Ce vitrail a été commandé par Peter Eichhorn (1510/1515-1563) alors qu’il était abbé de Wettingen. Moine bénédictin nommé à la tête du monastère cistercien par les cantons catholiques – et non pas élu par le monastère – il occupe la fonction d’abbé de 1550 jusqu’à sa mort. Sous son abbatiat, plusieurs vitraux sont installés dans les fenêtres de différentes salles de l'abbaye, dans la loge de l'abbé, ainsi que dans le cloître (Hoegger, 2002, p. 23). A ce jour, Peter Eichhorn apparaît lui-même en qualité de donateur de sept des vitraux connus, commandés à des peintres verriers suisses renommés, tels que Carl von Egeri, Niklaus Bluntschli ou encore Caspar Stilhart (cf. sous Commanditaire).
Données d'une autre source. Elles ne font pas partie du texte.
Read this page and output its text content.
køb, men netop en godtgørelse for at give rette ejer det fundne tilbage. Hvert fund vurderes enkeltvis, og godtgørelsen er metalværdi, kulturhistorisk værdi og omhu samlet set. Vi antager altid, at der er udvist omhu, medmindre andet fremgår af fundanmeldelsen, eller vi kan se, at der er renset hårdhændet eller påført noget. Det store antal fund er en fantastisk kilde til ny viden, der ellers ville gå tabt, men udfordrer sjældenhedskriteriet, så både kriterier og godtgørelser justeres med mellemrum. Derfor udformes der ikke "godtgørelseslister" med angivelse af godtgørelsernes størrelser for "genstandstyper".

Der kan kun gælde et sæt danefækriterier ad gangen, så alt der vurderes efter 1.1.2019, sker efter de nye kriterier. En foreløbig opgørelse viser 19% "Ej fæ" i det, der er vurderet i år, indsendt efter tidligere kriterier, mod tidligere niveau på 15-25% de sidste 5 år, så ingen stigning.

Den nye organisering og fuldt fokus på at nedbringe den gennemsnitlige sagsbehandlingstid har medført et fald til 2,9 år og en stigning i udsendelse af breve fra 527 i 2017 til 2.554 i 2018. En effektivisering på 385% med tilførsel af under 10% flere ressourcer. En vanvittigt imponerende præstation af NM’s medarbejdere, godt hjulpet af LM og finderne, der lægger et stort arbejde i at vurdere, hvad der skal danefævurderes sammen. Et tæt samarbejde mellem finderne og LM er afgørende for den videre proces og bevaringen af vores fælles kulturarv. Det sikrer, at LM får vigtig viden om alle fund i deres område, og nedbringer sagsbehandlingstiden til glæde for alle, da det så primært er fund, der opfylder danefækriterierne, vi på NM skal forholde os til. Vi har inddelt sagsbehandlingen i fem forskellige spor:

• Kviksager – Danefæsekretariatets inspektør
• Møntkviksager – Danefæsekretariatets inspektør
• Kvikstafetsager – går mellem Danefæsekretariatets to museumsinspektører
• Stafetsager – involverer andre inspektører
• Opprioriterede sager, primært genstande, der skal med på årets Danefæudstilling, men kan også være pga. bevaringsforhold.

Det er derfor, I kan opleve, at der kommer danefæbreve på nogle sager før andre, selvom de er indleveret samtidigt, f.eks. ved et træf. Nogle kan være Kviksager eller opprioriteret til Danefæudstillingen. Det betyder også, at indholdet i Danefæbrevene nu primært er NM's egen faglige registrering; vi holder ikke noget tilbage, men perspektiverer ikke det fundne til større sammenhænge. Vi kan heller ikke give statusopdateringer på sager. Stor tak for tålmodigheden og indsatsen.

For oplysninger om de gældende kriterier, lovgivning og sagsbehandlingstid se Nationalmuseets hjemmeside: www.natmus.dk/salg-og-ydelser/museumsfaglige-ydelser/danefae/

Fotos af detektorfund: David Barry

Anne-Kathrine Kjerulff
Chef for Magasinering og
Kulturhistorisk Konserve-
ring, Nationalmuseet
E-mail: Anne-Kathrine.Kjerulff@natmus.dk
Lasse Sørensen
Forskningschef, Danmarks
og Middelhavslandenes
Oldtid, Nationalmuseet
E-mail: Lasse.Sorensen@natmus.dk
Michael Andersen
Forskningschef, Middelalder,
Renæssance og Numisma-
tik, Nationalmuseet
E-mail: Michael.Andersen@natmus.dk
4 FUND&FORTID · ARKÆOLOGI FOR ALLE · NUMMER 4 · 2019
Le fait qu'il soit le donateur d'une grande partie des vitraux de sa propre abbaye est révélateur des faibles relations amicales entretenues par l'abbaye de Wettingen avec d'autres couvents de la région au milieu du XVIe siècle, en lien avec les circonstances inhabituelles qui ont amené Eichhorn à la tête de Wettingen en 1550 (Hoegger, 2002, p. 330 et 408).
Les armes de Rapperswil apparaissent aux côtés de celles de l’abbaye de Wettingen et de l’abbé donateur. Dans d’autres vitraux présentant la même composition héraldique, l’écu supérieur gauche porte parfois les armes de l’ordre cistercien (Hoegger, 2002, p. 408), rattachant le vitrail à l’abbaye de Wettingen malgré qu’Eichhorn ait lui-même été bénédictin. La présence des armes de Rapperswil n’est dès lors pas anodine et pourrait découler d’une volonté d’Eichhorn de légitimer sa position d’abbé en se plaçant dans la lignée d’Henri II de Rapperswil, fondateur du couvent de Wettingen vers 1220.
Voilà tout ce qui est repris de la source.